僕の素顔を君に捧ぐ

「お部屋はとてもきれいにされていますので、栄養管理を重点的に行えばいいでしょうか」

優花が尋ねると、如月は眉根を寄せ、優花を見下ろして言った。

「家事全般、重点的にやるに決まってるだろう。…あんた、死ぬ気で仕事してないだろ」

「え? 死ぬ…気?」

突然の極端な質問に、優花は目を白黒させて後ずさった。

「いいえ!もちろん、精一杯努めます」

慌てる優花に冷ややかな視線を投げる如月を、袴田が制した。

「おい琉星、その言い方はないだろう。

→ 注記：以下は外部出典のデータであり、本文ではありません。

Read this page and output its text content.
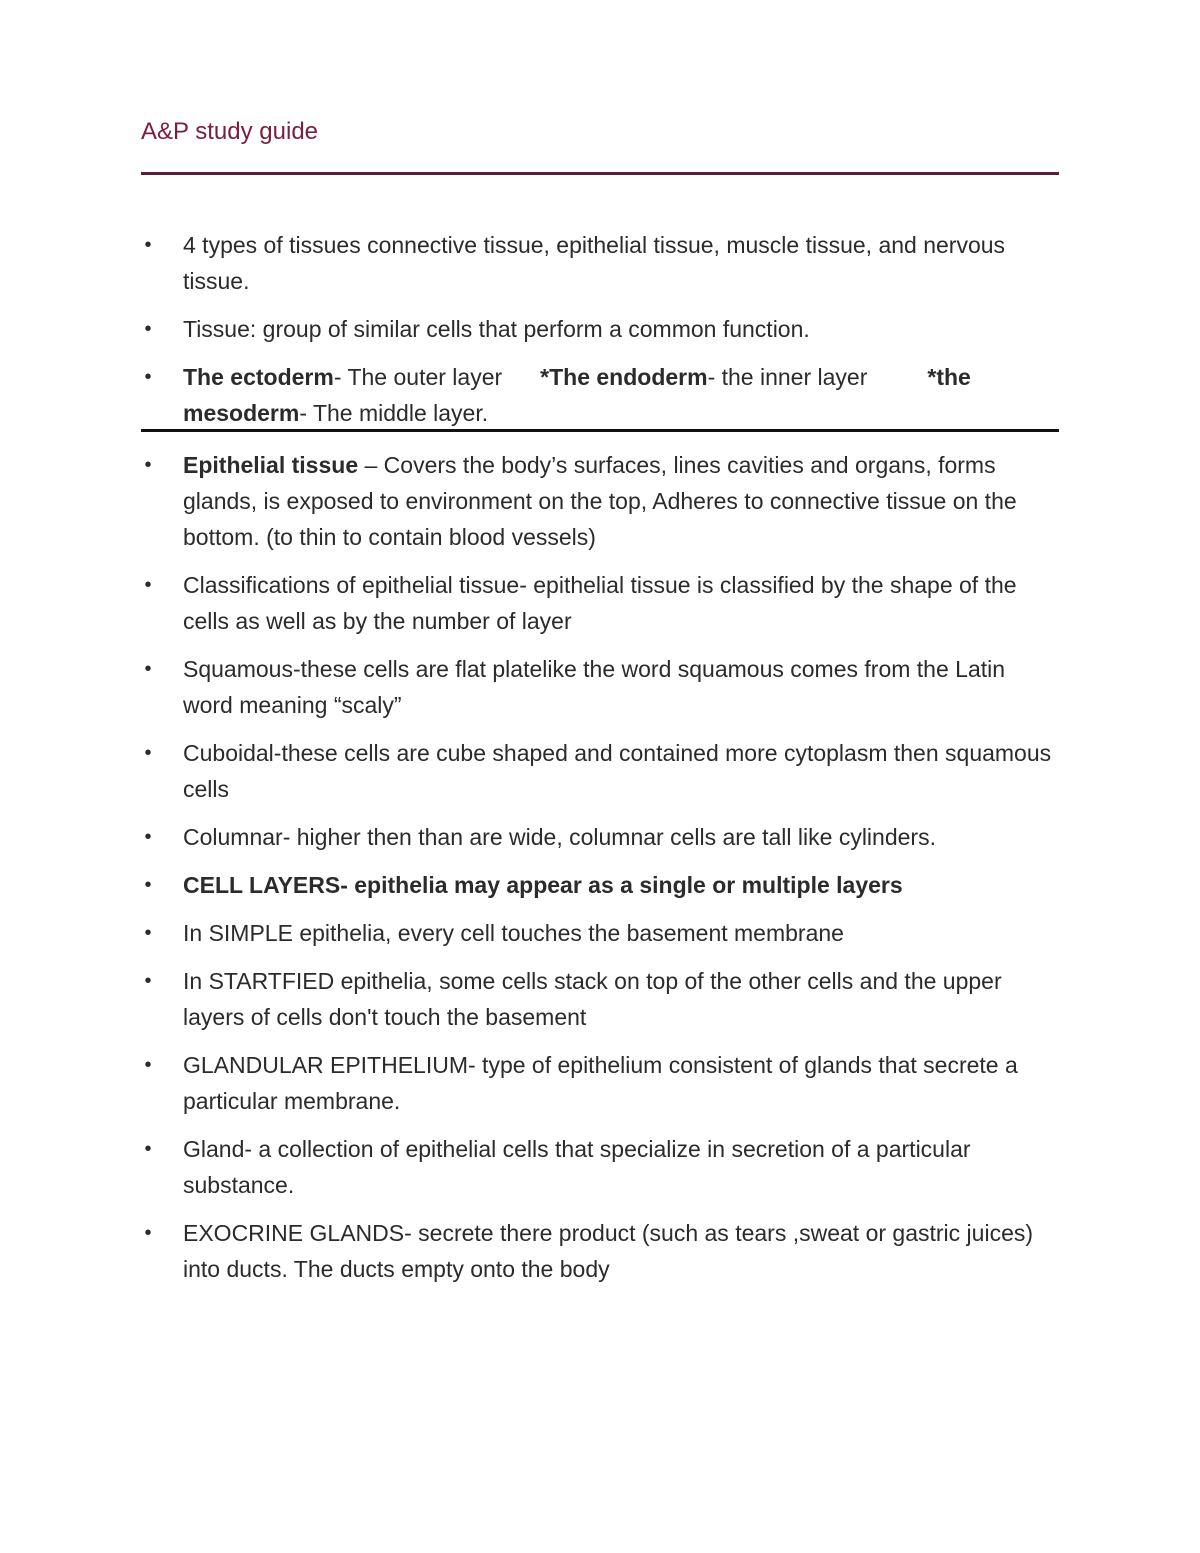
A&P study guide
• 4 types of tissues connective tissue, epithelial tissue, muscle tissue, and nervous tissue.
• Tissue: group of similar cells that perform a common function.
• The ectoderm- The outer layer *The endoderm- the inner layer	*the mesoderm- The middle layer.
• Epithelial tissue – Covers the body’s surfaces, lines cavities and organs, forms glands, is exposed to environment on the top, Adheres to connective tissue on the bottom. (to thin to contain blood vessels)
• Classifications of epithelial tissue- epithelial tissue is classified by the shape of the cells as well as by the number of layer
• Squamous-these cells are flat platelike the word squamous comes from the Latin word meaning “scaly”
• Cuboidal-these cells are cube shaped and contained more cytoplasm then squamous cells
• Columnar- higher then than are wide, columnar cells are tall like cylinders.
• CELL LAYERS- epithelia may appear as a single or multiple layers
• In SIMPLE epithelia, every cell touches the basement membrane
• In STARTFIED epithelia, some cells stack on top of the other cells and the upper layers of cells don't touch the basement
• GLANDULAR EPITHELIUM- type of epithelium consistent of glands that secrete a particular membrane.
• Gland- a collection of epithelial cells that specialize in secretion of a particular substance.
• EXOCRINE GLANDS- secrete there product (such as tears ,sweat or gastric juices) into ducts. The ducts empty onto the body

ちゃんと説明しないと、百瀬さん困るだろ。しょうがないなあ。俺が説明するよ」

と言った。

「如月は本来、自分で家事もこなす完璧主義者なんだよ。でも、今後は仕事がかなり忙しくなる。ドラマの撮影が佳境に入るのに、同時進行でエッセイも書いててさ。執筆にゴーストライターやインタビュアーを使わないで、自分で書くっていうんだ。半年後にはミュージカルがあって、ダンスのレッスンもあるっていうのに」

「それで、家の中のこと一切、手が回らなくなると言うことですね」

優花は片手で犬を撫でてなだめながら、袴田の話に頷いた。

「大変だって時に、長年付いてるマネージャーが急病で長期休暇に入っちゃって…。そのマネージャーは家の中のことも少しやれたんだけど、代打の新人マネージャーはその犬に嫌われて家にすら入れなくてさ」

袴田は困ったように眉の端を下げて笑った。